I’m really enjoying working on The Farm. Today, while figuring out my design/development schedule for the next year, I did a little bit of research on embedding google maps for a key section of my project. I had no idea that you could do so much with the maps! I’m looking forward to spending more time researching and thinking through this aspect of my project. Here’s where I’ll start my research: More Than a Map.

A Map

I’m really glad that I spent so much time analyzing Welcome to Pine Point last week. It gave me a lot of good ideas for what I do and don’t want to do in my interactive documentary. One thing that bothered me about Pine Point was how much the story and our understanding of Pine Point (the town, the people in it) were centered on the perspectives of the narrator (one of the creators, Mike Simons). While he interviewed several Pine Pointers and offered up some facts about the town and how it was erased, the overall story seemed to focus on his own nostalgia for the/a past and his romanticizing reverence for Pine Point as the town that never changed.

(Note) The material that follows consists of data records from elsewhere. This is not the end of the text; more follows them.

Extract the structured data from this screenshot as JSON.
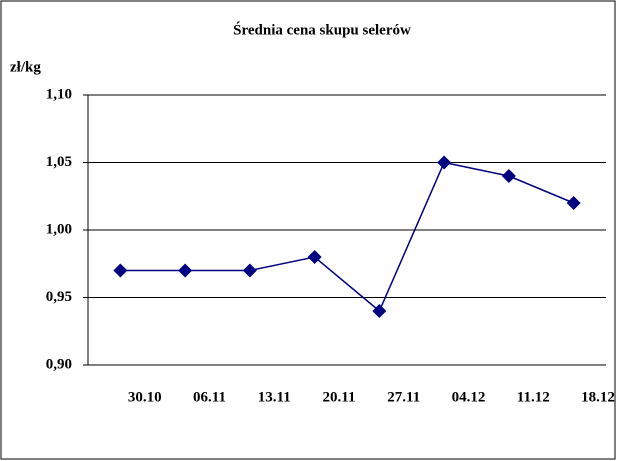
{
  "chart_data": {
    "type": "line",
    "title": "Średnia cena skupu selerów",
    "y_label": "zł/kg",
    "categories": [
      "30.10",
      "06.11",
      "13.11",
      "20.11",
      "27.11",
      "04.12",
      "11.12",
      "18.12"
    ],
    "series": [
      {
        "color": "#000080",
        "values": [
          0.97,
          0.97,
          0.97,
          0.98,
          0.94,
          1.05,
          1.04,
          1.02
        ]
      }
    ],
    "ylim": [
      0.9,
      1.1
    ],
    "yticks": [
      {
        "value": 0.9,
        "label": "0,90"
      },
      {
        "value": 0.95,
        "label": "0,95"
      },
      {
        "value": 1.0,
        "label": "1,00"
      },
      {
        "value": 1.05,
        "label": "1,05"
      },
      {
        "value": 1.1,
        "label": "1,10"
      }
    ],
    "grid": true
  }
}
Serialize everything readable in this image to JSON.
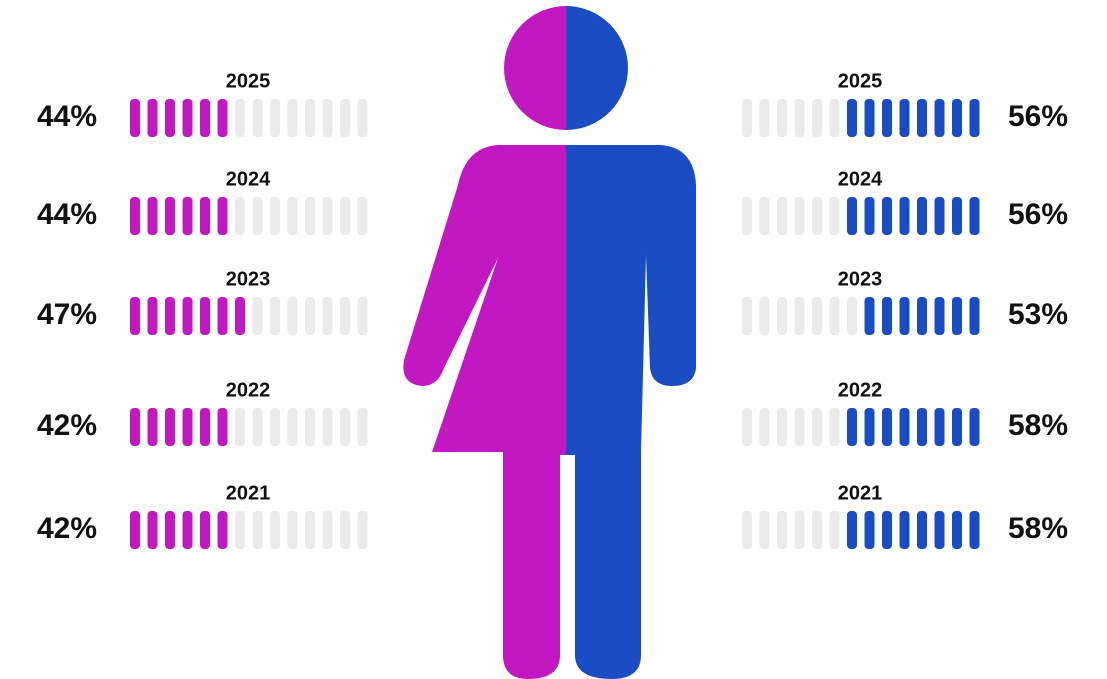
{
  "chart_data": {
    "type": "pictogram",
    "categories": [
      "2025",
      "2024",
      "2023",
      "2022",
      "2021"
    ],
    "series": [
      {
        "color": "#c218c2",
        "values": [
          44,
          44,
          47,
          42,
          42
        ],
        "value_labels": [
          "44%",
          "44%",
          "47%",
          "42%",
          "42%"
        ]
      },
      {
        "color": "#1a4cc4",
        "values": [
          56,
          56,
          53,
          58,
          58
        ],
        "value_labels": [
          "56%",
          "56%",
          "53%",
          "58%",
          "58%"
        ]
      }
    ]
  }
}
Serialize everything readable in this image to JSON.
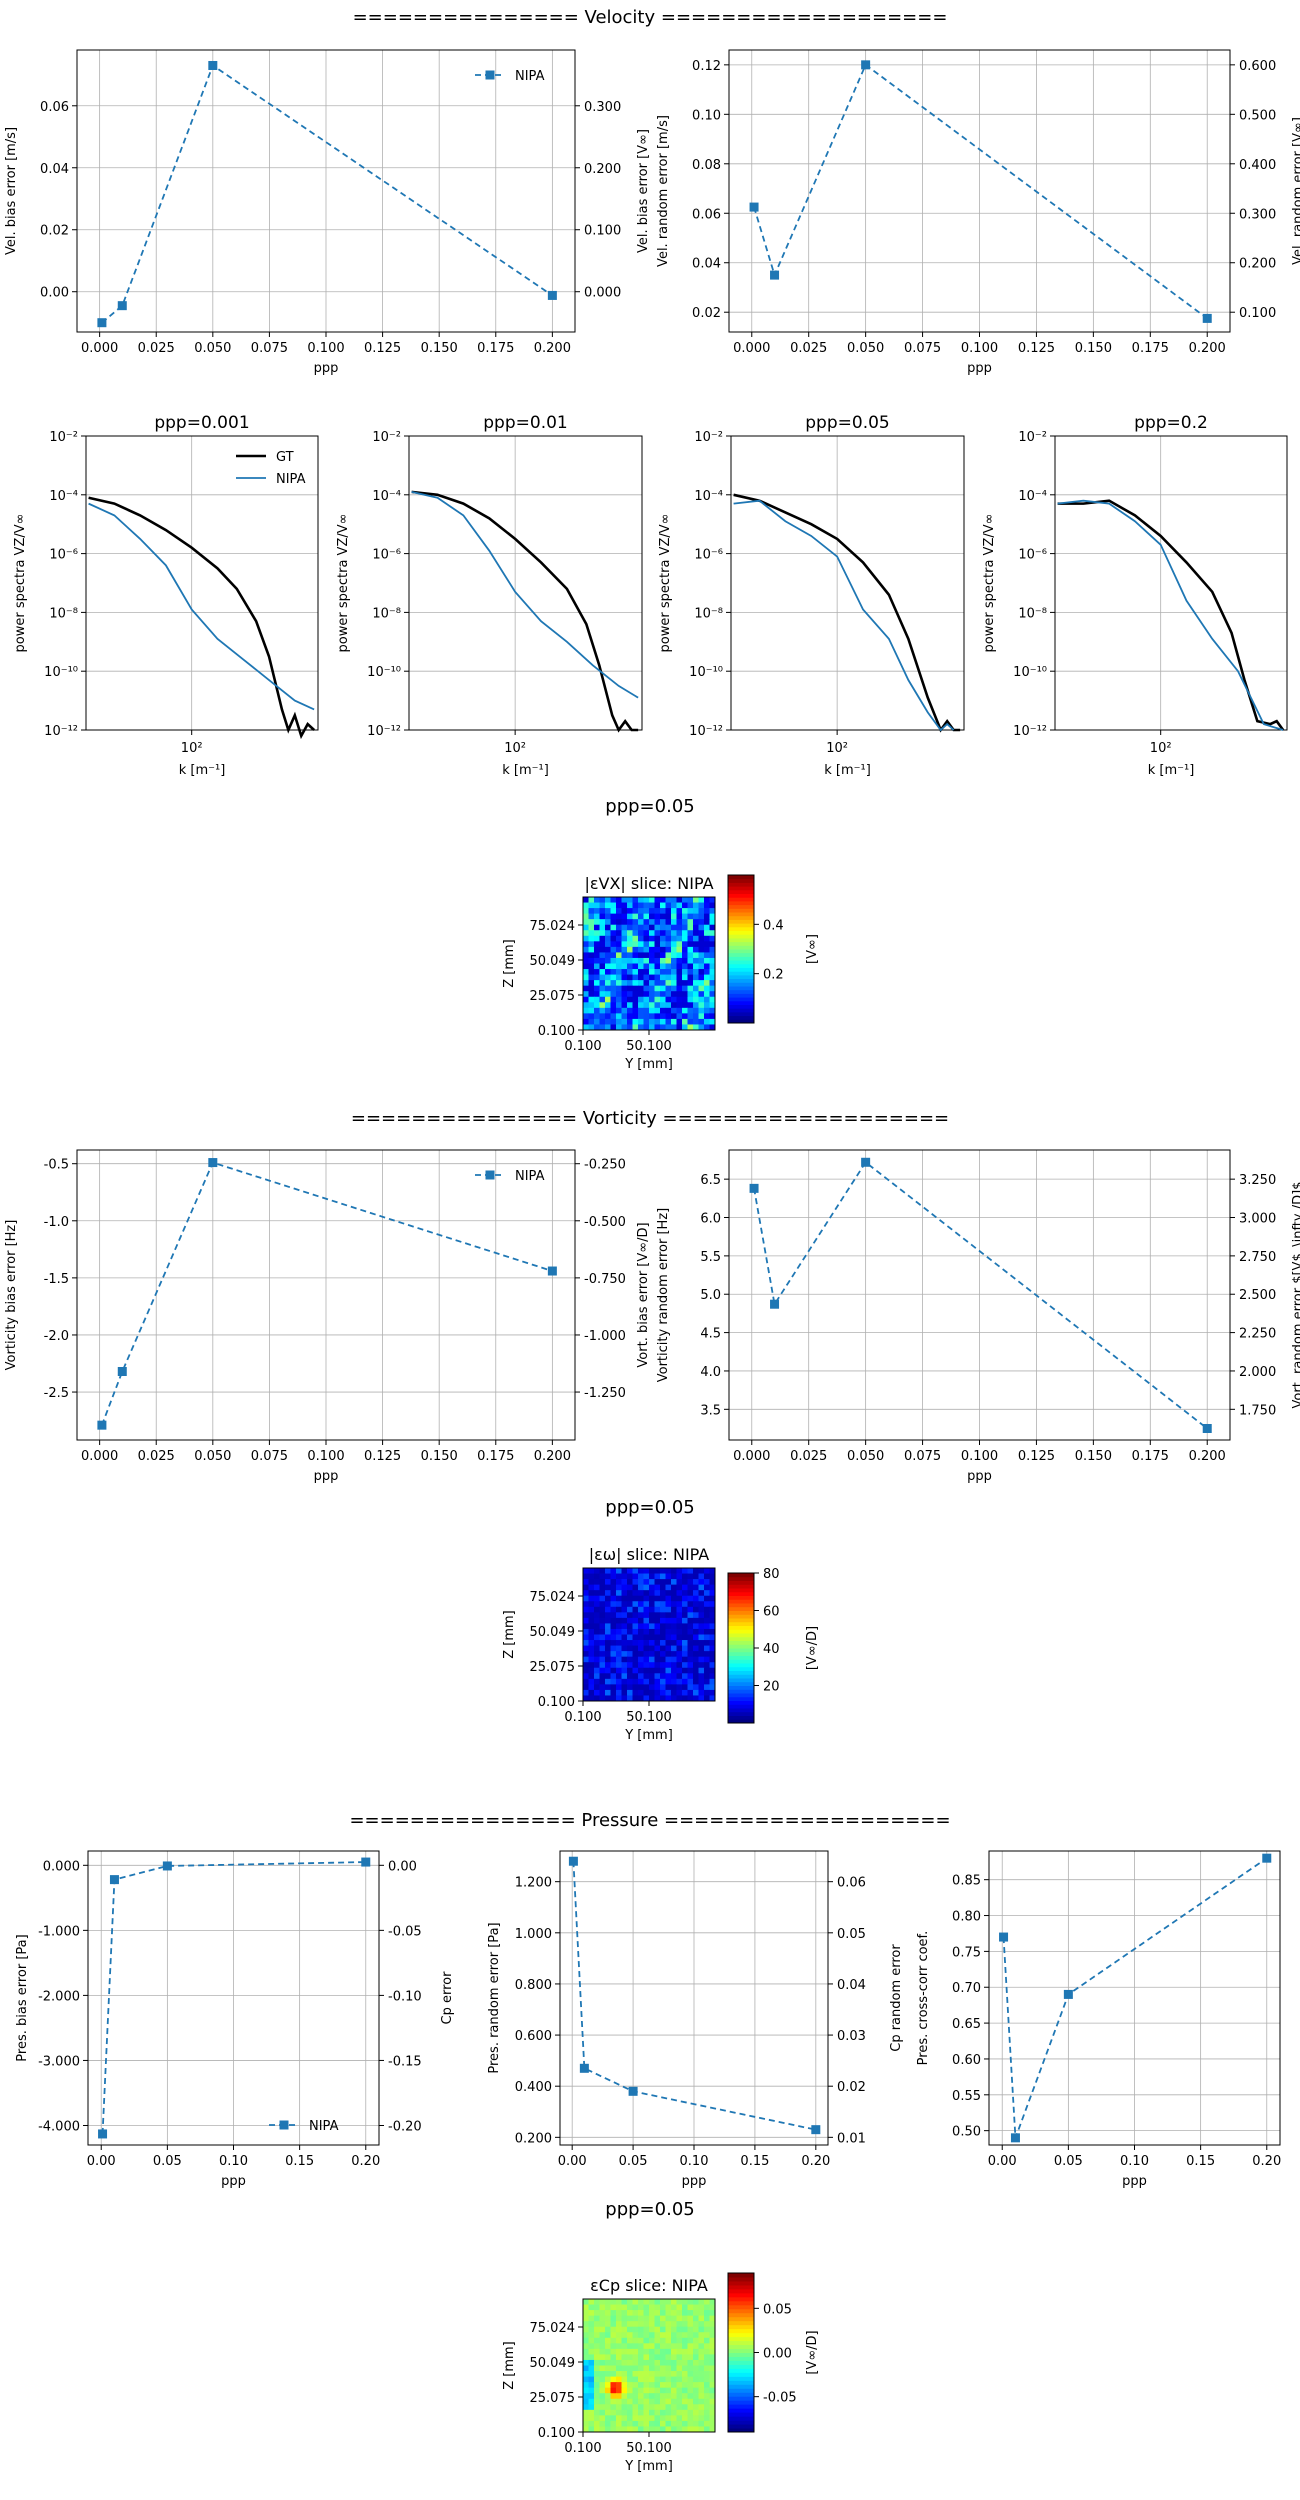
{
  "sections": {
    "velocity": "=============== Velocity ===================",
    "vorticity": "=============== Vorticity ===================",
    "pressure": "=============== Pressure ==================="
  },
  "colors": {
    "series": "#1f77b4",
    "gt": "#000000",
    "grid": "#b0b0b0"
  },
  "chart_data": [
    {
      "id": "vel_bias",
      "type": "line",
      "xlabel": "ppp",
      "ylabel": "Vel. bias error [m/s]",
      "y2label": "Vel. bias error [V∞]",
      "xlim": [
        -0.01,
        0.21
      ],
      "ylim": [
        -0.013,
        0.078
      ],
      "y2lim": [
        -0.065,
        0.39
      ],
      "xticks": [
        "0.000",
        "0.025",
        "0.050",
        "0.075",
        "0.100",
        "0.125",
        "0.150",
        "0.175",
        "0.200"
      ],
      "yticks": [
        "0.00",
        "0.02",
        "0.04",
        "0.06"
      ],
      "y2ticks": [
        "0.000",
        "0.100",
        "0.200",
        "0.300"
      ],
      "legend": "top-right",
      "grid": true,
      "series": [
        {
          "name": "NIPA",
          "x": [
            0.001,
            0.01,
            0.05,
            0.2
          ],
          "y": [
            -0.01,
            -0.0045,
            0.073,
            -0.0012
          ]
        }
      ]
    },
    {
      "id": "vel_random",
      "type": "line",
      "xlabel": "ppp",
      "ylabel": "Vel. random error [m/s]",
      "y2label": "Vel. random error [V∞]",
      "xlim": [
        -0.01,
        0.21
      ],
      "ylim": [
        0.012,
        0.126
      ],
      "y2lim": [
        0.06,
        0.63
      ],
      "xticks": [
        "0.000",
        "0.025",
        "0.050",
        "0.075",
        "0.100",
        "0.125",
        "0.150",
        "0.175",
        "0.200"
      ],
      "yticks": [
        "0.02",
        "0.04",
        "0.06",
        "0.08",
        "0.10",
        "0.12"
      ],
      "y2ticks": [
        "0.100",
        "0.200",
        "0.300",
        "0.400",
        "0.500",
        "0.600"
      ],
      "grid": true,
      "series": [
        {
          "name": "NIPA",
          "x": [
            0.001,
            0.01,
            0.05,
            0.2
          ],
          "y": [
            0.0625,
            0.035,
            0.12,
            0.0175
          ]
        }
      ]
    },
    {
      "id": "psd_0001",
      "type": "line",
      "title": "ppp=0.001",
      "xlabel": "k [m⁻¹]",
      "ylabel": "power spectra VZ/V∞",
      "logx": true,
      "logy": true,
      "xlim_log10": [
        1.18,
        2.98
      ],
      "ylim_log10": [
        -12,
        -2
      ],
      "yticks": [
        "10⁻¹²",
        "10⁻¹⁰",
        "10⁻⁸",
        "10⁻⁶",
        "10⁻⁴",
        "10⁻²"
      ],
      "xticks": [
        "10²"
      ],
      "legend": "top-right",
      "grid": true,
      "series": [
        {
          "name": "GT",
          "x": [
            1.2,
            1.4,
            1.6,
            1.8,
            2.0,
            2.2,
            2.35,
            2.5,
            2.6,
            2.7,
            2.75,
            2.8,
            2.85,
            2.9,
            2.95
          ],
          "y": [
            -4.1,
            -4.3,
            -4.7,
            -5.2,
            -5.8,
            -6.5,
            -7.2,
            -8.3,
            -9.5,
            -11.3,
            -12.0,
            -11.5,
            -12.2,
            -11.8,
            -12.0
          ]
        },
        {
          "name": "NIPA",
          "x": [
            1.2,
            1.4,
            1.6,
            1.8,
            2.0,
            2.2,
            2.4,
            2.6,
            2.8,
            2.95
          ],
          "y": [
            -4.3,
            -4.7,
            -5.5,
            -6.4,
            -7.9,
            -8.9,
            -9.6,
            -10.3,
            -11.0,
            -11.3
          ]
        }
      ]
    },
    {
      "id": "psd_001",
      "type": "line",
      "title": "ppp=0.01",
      "xlabel": "k [m⁻¹]",
      "ylabel": "power spectra VZ/V∞",
      "logx": true,
      "logy": true,
      "xlim_log10": [
        1.18,
        2.98
      ],
      "ylim_log10": [
        -12,
        -2
      ],
      "yticks": [
        "10⁻¹²",
        "10⁻¹⁰",
        "10⁻⁸",
        "10⁻⁶",
        "10⁻⁴",
        "10⁻²"
      ],
      "xticks": [
        "10²"
      ],
      "grid": true,
      "series": [
        {
          "name": "GT",
          "x": [
            1.2,
            1.4,
            1.6,
            1.8,
            2.0,
            2.2,
            2.4,
            2.55,
            2.65,
            2.75,
            2.8,
            2.85,
            2.9,
            2.95
          ],
          "y": [
            -3.9,
            -4.0,
            -4.3,
            -4.8,
            -5.5,
            -6.3,
            -7.2,
            -8.4,
            -9.8,
            -11.5,
            -12.0,
            -11.7,
            -12.0,
            -12.0
          ]
        },
        {
          "name": "NIPA",
          "x": [
            1.2,
            1.4,
            1.6,
            1.8,
            2.0,
            2.2,
            2.4,
            2.6,
            2.8,
            2.95
          ],
          "y": [
            -3.9,
            -4.1,
            -4.7,
            -5.9,
            -7.3,
            -8.3,
            -9.0,
            -9.8,
            -10.5,
            -10.9
          ]
        }
      ]
    },
    {
      "id": "psd_005",
      "type": "line",
      "title": "ppp=0.05",
      "xlabel": "k [m⁻¹]",
      "ylabel": "power spectra VZ/V∞",
      "logx": true,
      "logy": true,
      "xlim_log10": [
        1.18,
        2.98
      ],
      "ylim_log10": [
        -12,
        -2
      ],
      "yticks": [
        "10⁻¹²",
        "10⁻¹⁰",
        "10⁻⁸",
        "10⁻⁶",
        "10⁻⁴",
        "10⁻²"
      ],
      "xticks": [
        "10²"
      ],
      "grid": true,
      "series": [
        {
          "name": "GT",
          "x": [
            1.2,
            1.4,
            1.6,
            1.8,
            2.0,
            2.2,
            2.4,
            2.55,
            2.7,
            2.8,
            2.85,
            2.9,
            2.95
          ],
          "y": [
            -4.0,
            -4.2,
            -4.6,
            -5.0,
            -5.5,
            -6.3,
            -7.4,
            -8.9,
            -10.9,
            -12.0,
            -11.7,
            -12.0,
            -12.0
          ]
        },
        {
          "name": "NIPA",
          "x": [
            1.2,
            1.4,
            1.6,
            1.8,
            2.0,
            2.2,
            2.4,
            2.55,
            2.7,
            2.8,
            2.85,
            2.9
          ],
          "y": [
            -4.3,
            -4.2,
            -4.9,
            -5.4,
            -6.1,
            -7.9,
            -8.9,
            -10.3,
            -11.4,
            -12.0,
            -11.8,
            -12.0
          ]
        }
      ]
    },
    {
      "id": "psd_02",
      "type": "line",
      "title": "ppp=0.2",
      "xlabel": "k [m⁻¹]",
      "ylabel": "power spectra VZ/V∞",
      "logx": true,
      "logy": true,
      "xlim_log10": [
        1.18,
        2.98
      ],
      "ylim_log10": [
        -12,
        -2
      ],
      "yticks": [
        "10⁻¹²",
        "10⁻¹⁰",
        "10⁻⁸",
        "10⁻⁶",
        "10⁻⁴",
        "10⁻²"
      ],
      "xticks": [
        "10²"
      ],
      "grid": true,
      "series": [
        {
          "name": "GT",
          "x": [
            1.2,
            1.4,
            1.6,
            1.8,
            2.0,
            2.2,
            2.4,
            2.55,
            2.65,
            2.75,
            2.85,
            2.9,
            2.95
          ],
          "y": [
            -4.3,
            -4.3,
            -4.2,
            -4.7,
            -5.4,
            -6.3,
            -7.3,
            -8.7,
            -10.3,
            -11.7,
            -11.8,
            -11.7,
            -12.0
          ]
        },
        {
          "name": "NIPA",
          "x": [
            1.2,
            1.4,
            1.6,
            1.8,
            2.0,
            2.2,
            2.4,
            2.6,
            2.8,
            2.95
          ],
          "y": [
            -4.3,
            -4.2,
            -4.3,
            -4.9,
            -5.7,
            -7.6,
            -8.9,
            -10.0,
            -11.8,
            -12.0
          ]
        }
      ]
    },
    {
      "id": "vort_bias",
      "type": "line",
      "xlabel": "ppp",
      "ylabel": "Vorticity bias error [Hz]",
      "y2label": "Vort. bias error [V∞/D]",
      "xlim": [
        -0.01,
        0.21
      ],
      "ylim": [
        -2.92,
        -0.38
      ],
      "y2lim": [
        -1.46,
        -0.19
      ],
      "xticks": [
        "0.000",
        "0.025",
        "0.050",
        "0.075",
        "0.100",
        "0.125",
        "0.150",
        "0.175",
        "0.200"
      ],
      "yticks": [
        "-2.5",
        "-2.0",
        "-1.5",
        "-1.0",
        "-0.5"
      ],
      "y2ticks": [
        "-1.250",
        "-1.000",
        "-0.750",
        "-0.500",
        "-0.250"
      ],
      "legend": "top-right",
      "grid": true,
      "series": [
        {
          "name": "NIPA",
          "x": [
            0.001,
            0.01,
            0.05,
            0.2
          ],
          "y": [
            -2.79,
            -2.32,
            -0.49,
            -1.44
          ]
        }
      ]
    },
    {
      "id": "vort_random",
      "type": "line",
      "xlabel": "ppp",
      "ylabel": "Vorticity random error [Hz]",
      "y2label": "Vort. random error $[V$_\\infty /D]$",
      "xlim": [
        -0.01,
        0.21
      ],
      "ylim": [
        3.1,
        6.88
      ],
      "y2lim": [
        1.55,
        3.44
      ],
      "xticks": [
        "0.000",
        "0.025",
        "0.050",
        "0.075",
        "0.100",
        "0.125",
        "0.150",
        "0.175",
        "0.200"
      ],
      "yticks": [
        "3.5",
        "4.0",
        "4.5",
        "5.0",
        "5.5",
        "6.0",
        "6.5"
      ],
      "y2ticks": [
        "1.750",
        "2.000",
        "2.250",
        "2.500",
        "2.750",
        "3.000",
        "3.250"
      ],
      "grid": true,
      "series": [
        {
          "name": "NIPA",
          "x": [
            0.001,
            0.01,
            0.05,
            0.2
          ],
          "y": [
            6.38,
            4.87,
            6.72,
            3.25
          ]
        }
      ]
    },
    {
      "id": "pres_bias",
      "type": "line",
      "xlabel": "ppp",
      "ylabel": "Pres. bias error [Pa]",
      "y2label": "Cp error",
      "xlim": [
        -0.01,
        0.21
      ],
      "ylim": [
        -4.3,
        0.22
      ],
      "y2lim": [
        -0.215,
        0.011
      ],
      "xticks": [
        "0.00",
        "0.05",
        "0.10",
        "0.15",
        "0.20"
      ],
      "yticks": [
        "-4.000",
        "-3.000",
        "-2.000",
        "-1.000",
        "0.000"
      ],
      "y2ticks": [
        "-0.20",
        "-0.15",
        "-0.10",
        "-0.05",
        "0.00"
      ],
      "legend": "bottom-right",
      "grid": true,
      "series": [
        {
          "name": "NIPA",
          "x": [
            0.001,
            0.01,
            0.05,
            0.2
          ],
          "y": [
            -4.13,
            -0.22,
            -0.01,
            0.05
          ]
        }
      ]
    },
    {
      "id": "pres_random",
      "type": "line",
      "xlabel": "ppp",
      "ylabel": "Pres. random error [Pa]",
      "y2label": "Cp random error",
      "xlim": [
        -0.01,
        0.21
      ],
      "ylim": [
        0.17,
        1.32
      ],
      "y2lim": [
        0.0085,
        0.066
      ],
      "xticks": [
        "0.00",
        "0.05",
        "0.10",
        "0.15",
        "0.20"
      ],
      "yticks": [
        "0.200",
        "0.400",
        "0.600",
        "0.800",
        "1.000",
        "1.200"
      ],
      "y2ticks": [
        "0.01",
        "0.02",
        "0.03",
        "0.04",
        "0.05",
        "0.06"
      ],
      "grid": true,
      "series": [
        {
          "name": "NIPA",
          "x": [
            0.001,
            0.01,
            0.05,
            0.2
          ],
          "y": [
            1.28,
            0.47,
            0.38,
            0.23
          ]
        }
      ]
    },
    {
      "id": "pres_cc",
      "type": "line",
      "xlabel": "ppp",
      "ylabel": "Pres. cross-corr coef.",
      "xlim": [
        -0.01,
        0.21
      ],
      "ylim": [
        0.48,
        0.89
      ],
      "xticks": [
        "0.00",
        "0.05",
        "0.10",
        "0.15",
        "0.20"
      ],
      "yticks": [
        "0.50",
        "0.55",
        "0.60",
        "0.65",
        "0.70",
        "0.75",
        "0.80",
        "0.85"
      ],
      "grid": true,
      "series": [
        {
          "name": "NIPA",
          "x": [
            0.001,
            0.01,
            0.05,
            0.2
          ],
          "y": [
            0.77,
            0.49,
            0.69,
            0.88
          ]
        }
      ]
    },
    {
      "id": "slice_vel",
      "type": "heatmap",
      "caption": "ppp=0.05",
      "title": "|εVX| slice: NIPA",
      "xlabel": "Y [mm]",
      "ylabel": "Z [mm]",
      "xticks": [
        "0.100",
        "50.100"
      ],
      "yticks": [
        "0.100",
        "25.075",
        "50.049",
        "75.024"
      ],
      "colorbar": {
        "label": "[V∞]",
        "ticks": [
          "0.2",
          "0.4"
        ],
        "range": [
          0.0,
          0.6
        ]
      }
    },
    {
      "id": "slice_vort",
      "type": "heatmap",
      "caption": "ppp=0.05",
      "title": "|εω| slice: NIPA",
      "xlabel": "Y [mm]",
      "ylabel": "Z [mm]",
      "xticks": [
        "0.100",
        "50.100"
      ],
      "yticks": [
        "0.100",
        "25.075",
        "50.049",
        "75.024"
      ],
      "colorbar": {
        "label": "[V∞/D]",
        "ticks": [
          "20",
          "40",
          "60",
          "80"
        ],
        "range": [
          0,
          80
        ]
      }
    },
    {
      "id": "slice_pres",
      "type": "heatmap",
      "caption": "ppp=0.05",
      "title": "εCp slice: NIPA",
      "xlabel": "Y [mm]",
      "ylabel": "Z [mm]",
      "xticks": [
        "0.100",
        "50.100"
      ],
      "yticks": [
        "0.100",
        "25.075",
        "50.049",
        "75.024"
      ],
      "colorbar": {
        "label": "[V∞/D]",
        "ticks": [
          "-0.05",
          "0.00",
          "0.05"
        ],
        "range": [
          -0.09,
          0.09
        ]
      }
    }
  ]
}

I’m particularly sensitive to nostalgia, reverence and romanticizing because I worry about it with my own stories about the farm. In fact, finding a way to honor my heritage and recount the stories without romanticizing them is one of my goals. Throughout Welcome to Pine Point, the narrator recognizes the tendency to romanticize, but he doesn’t ever seem to challenge it or work to correct it in his own accounts. 

In Welcome to Pine Point, the town seems unreal: a figment of fantasy that only exists as a memory or legend. But, the town actually did exist. And it was located on a map. Why didn’t the Googles (who created this doc) include a page with a map? I think a map would enable a user, especially one who isn’t that familiar with the Northwest Territory, to see Pine Point as a real place in a specific location (instead of standing in as the legendary town-that-never-changed). I imagine that the lack of map was deliberate; it contributed to the haunting effect of the story and to the appeal of Pine Point as a place like no other.

I want to include a map of Amasa and the farm in my interactive documentary. Even as my stories about the farm will be (somewhat) romantic and vague (lacking many details and dates), I’m not interested in presenting the farm as a mythical place. It did (and still does) exist in a fixed location.

I asked STA about having a map. He said that google maps is highly customizable (if you know javascript, which I don’t….yet). I hope to look into that soon.